22 shows the contents when the CPU section 17 reads address 0011 in this state. Two data are concatenated and tagged 4
It is 0 bit data.

In addition, in the case of writing from the CPU section 17, the first eight bits of the 40-bit data on the CPU section side are sent as tag data to the tag storage section 18 via the tag data line 19, and the lower 32 bits are sent via the data line 16. The data are respectively stored in the second storage unit 12.

Note that in the embodiment, the address line 15 and the data line 16
Although the common bus (a) in which the busses are separated has been described, even if they are buses that use the same signal line in a time-sharing manner, the same operations and effects as in the embodiment described above can be achieved.

(Effects of the Invention) As explained above, according to the present invention, the tag storage section assigned to the same address as the main storage section is connected to a common lot, and only the tag data transfer is performed using the connection control means to transfer the tagged data. Since it is connected to the CPU section that handles data processing, it is possible to obtain an information processing device that uses an inexpensive and standard main memory section and input/output device on a common bus, and is capable of data processing with a tag section. .

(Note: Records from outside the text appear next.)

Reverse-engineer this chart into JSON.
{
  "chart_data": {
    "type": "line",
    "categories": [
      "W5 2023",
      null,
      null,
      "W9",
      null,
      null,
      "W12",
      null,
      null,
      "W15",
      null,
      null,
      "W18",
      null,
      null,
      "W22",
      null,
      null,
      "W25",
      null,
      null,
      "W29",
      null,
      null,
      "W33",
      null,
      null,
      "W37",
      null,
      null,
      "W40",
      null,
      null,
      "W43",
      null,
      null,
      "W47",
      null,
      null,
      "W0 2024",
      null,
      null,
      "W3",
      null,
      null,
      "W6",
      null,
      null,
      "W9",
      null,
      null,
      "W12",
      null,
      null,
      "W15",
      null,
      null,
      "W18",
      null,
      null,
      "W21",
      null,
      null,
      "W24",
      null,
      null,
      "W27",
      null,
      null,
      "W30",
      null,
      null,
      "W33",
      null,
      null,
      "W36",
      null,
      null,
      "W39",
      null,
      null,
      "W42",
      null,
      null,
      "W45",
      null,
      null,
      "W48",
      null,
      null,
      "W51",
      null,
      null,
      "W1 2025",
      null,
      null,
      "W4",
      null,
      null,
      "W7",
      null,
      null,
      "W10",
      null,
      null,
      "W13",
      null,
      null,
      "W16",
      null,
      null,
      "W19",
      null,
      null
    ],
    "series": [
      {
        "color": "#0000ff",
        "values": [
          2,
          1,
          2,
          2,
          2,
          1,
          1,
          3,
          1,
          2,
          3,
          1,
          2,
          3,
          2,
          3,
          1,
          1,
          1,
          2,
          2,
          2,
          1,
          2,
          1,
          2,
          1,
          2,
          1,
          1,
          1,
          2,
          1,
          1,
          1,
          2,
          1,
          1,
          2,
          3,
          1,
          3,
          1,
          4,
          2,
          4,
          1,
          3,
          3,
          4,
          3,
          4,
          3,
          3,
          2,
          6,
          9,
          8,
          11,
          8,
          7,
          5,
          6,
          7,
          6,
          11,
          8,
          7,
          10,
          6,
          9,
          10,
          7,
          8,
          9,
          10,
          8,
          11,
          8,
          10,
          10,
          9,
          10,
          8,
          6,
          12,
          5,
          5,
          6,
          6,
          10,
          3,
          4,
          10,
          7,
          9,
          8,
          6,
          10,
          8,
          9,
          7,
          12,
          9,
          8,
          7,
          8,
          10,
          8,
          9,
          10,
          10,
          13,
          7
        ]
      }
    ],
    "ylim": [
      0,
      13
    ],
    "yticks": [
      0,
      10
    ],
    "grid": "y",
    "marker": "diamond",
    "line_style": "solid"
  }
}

[Brief explanation of the drawing]

FIG. 1 is a configuration diagram of an information processing device according to an embodiment of the present invention, FIG. 2 is a conceptual diagram showing the relationship between the main storage section and tag storage section in FIG. 1, and linked data, and FIG. FIG. 4 is a diagram showing the configuration of one word of data, FIG. 4 is a diagram showing the configuration of a conventional information processing device that handles tagged data, and FIG. 5 is a configuration diagram of a conventional information processing device connected to a common bus. A...Common bus slot...Main storage section C...-cpu section II...Tag storage section H...Connection control means 12... ... Main memory section 13 ... Human output control section 14 ... Control line 15 ... Address line 16 ... Data line 17 ... - Cpu unit 18...Tag storage unit 19...Tag data line 23...- Dedicated control line Note that in the drawings, the same reference numerals indicate the same or equivalent parts. Figure 2

Claims (1)

[Scope of Claims] An information processing device characterized by comprising the following components (a) to (e). (a) A common bus consisting of control lines, address lines, and data lines. (b) A main memory section configured with a bit width equal to the data transfer width of the common bus and connected to each line of the common bus. (c) A CPU section having a tag section having a bit width of the data transfer width and a bit width of a portion exceeding the data transfer width, and connected to each line of the common bus. (d) A tag storage section that has the same bit width as the tag section, is assigned the same address as the main storage section, and is connected to the control line and address line. (E) Connection control means for connecting the CPU section and the tag storage section and controlling the connection of tag data in the tag storage section with data in the main storage section.